Palliative Care

(asked on 16th October 2018) - View Source

Question to the Department of Health and Social Care:

To ask the Secretary of State for Health and Social Care, what steps his Department is taking to ensure that end of life patients are able to die at home.


Answered by
Caroline Dinenage Portrait
Caroline Dinenage
This question was answered on 22nd October 2018

Our Commitment to you for end of life care’, published in 2016, set out what everyone should expect from their care at the end of life and the actions we are taking to make high quality, personalised care a reality for everyone. This includes measures to enable personalisation; improve care quality; enhance education and training in end of life care; and encourage the spread of innovative models of care. The Commitment also sets out that by 2020 we want to significantly improve patient choice, including ensuring an increase in the number of people able to die in the place of their choice, including at home.

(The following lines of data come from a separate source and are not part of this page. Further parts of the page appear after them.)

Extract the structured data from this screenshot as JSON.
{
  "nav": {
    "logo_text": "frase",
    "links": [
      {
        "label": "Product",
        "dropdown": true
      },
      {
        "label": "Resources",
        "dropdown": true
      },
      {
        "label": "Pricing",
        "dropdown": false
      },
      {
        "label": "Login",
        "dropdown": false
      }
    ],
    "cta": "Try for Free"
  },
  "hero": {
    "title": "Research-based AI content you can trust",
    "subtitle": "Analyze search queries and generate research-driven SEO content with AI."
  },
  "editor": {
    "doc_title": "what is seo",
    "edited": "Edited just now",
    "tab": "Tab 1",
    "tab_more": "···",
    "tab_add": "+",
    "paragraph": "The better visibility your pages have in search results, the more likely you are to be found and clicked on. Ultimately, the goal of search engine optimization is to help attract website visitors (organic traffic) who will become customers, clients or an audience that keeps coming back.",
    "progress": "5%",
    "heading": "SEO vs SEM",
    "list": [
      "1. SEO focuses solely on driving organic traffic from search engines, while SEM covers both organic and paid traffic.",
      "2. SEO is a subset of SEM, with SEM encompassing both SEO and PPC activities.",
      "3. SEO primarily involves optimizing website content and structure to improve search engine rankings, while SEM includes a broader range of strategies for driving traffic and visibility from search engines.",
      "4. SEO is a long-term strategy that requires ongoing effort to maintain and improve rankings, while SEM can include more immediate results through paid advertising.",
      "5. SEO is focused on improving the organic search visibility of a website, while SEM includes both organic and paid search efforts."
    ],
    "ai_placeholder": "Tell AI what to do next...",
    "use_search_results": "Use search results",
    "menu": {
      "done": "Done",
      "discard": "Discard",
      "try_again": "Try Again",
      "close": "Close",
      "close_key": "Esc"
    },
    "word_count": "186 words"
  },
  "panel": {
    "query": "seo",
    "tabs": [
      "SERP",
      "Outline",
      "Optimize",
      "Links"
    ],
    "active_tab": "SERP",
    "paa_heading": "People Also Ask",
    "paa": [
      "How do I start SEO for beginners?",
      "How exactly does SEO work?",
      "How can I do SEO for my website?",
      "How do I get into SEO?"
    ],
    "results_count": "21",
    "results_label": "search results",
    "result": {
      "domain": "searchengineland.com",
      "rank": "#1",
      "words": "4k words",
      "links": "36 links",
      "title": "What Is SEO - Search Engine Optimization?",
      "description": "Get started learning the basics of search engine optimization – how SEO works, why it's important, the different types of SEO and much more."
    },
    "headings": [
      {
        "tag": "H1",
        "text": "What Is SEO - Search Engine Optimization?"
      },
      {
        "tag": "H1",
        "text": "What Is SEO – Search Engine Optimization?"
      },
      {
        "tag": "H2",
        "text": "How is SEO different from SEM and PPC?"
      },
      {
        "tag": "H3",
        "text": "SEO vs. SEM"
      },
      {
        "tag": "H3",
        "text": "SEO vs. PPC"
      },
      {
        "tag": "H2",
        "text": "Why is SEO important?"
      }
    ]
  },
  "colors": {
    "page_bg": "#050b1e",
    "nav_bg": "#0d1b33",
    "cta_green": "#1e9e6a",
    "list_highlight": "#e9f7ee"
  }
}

Through the Mandate to NHS England, we have asked NHS England to deliver the Choice Commitment, and for 2018-19, we have set NHS England the objective of increasing the percentage of people identified as likely to be in their last year of life. Earlier identification should mean that a person’s end of life care can be improved by personalising it according to their needs and preferences at an earlier stage and to enable the right care planning can take place which is key to supporting someone to die in a place of choice. NHS England will use the Quality and Outcomes Framework to demonstrate such an increase by looking at the percentage of people who are on the general practitioner register for supportive and palliative care, and consider expected levels based on local populations. Currently the national English average is 0.37%, it is anticipated this figure will increase in the 2018/19 period.

NHS England has launched an ‘Identification Project’ with four integrated care systems/sustainability and transformation partnership areas to demonstrate how the number of people identified in the last year of life can be increased in practice, to train staff and share learning.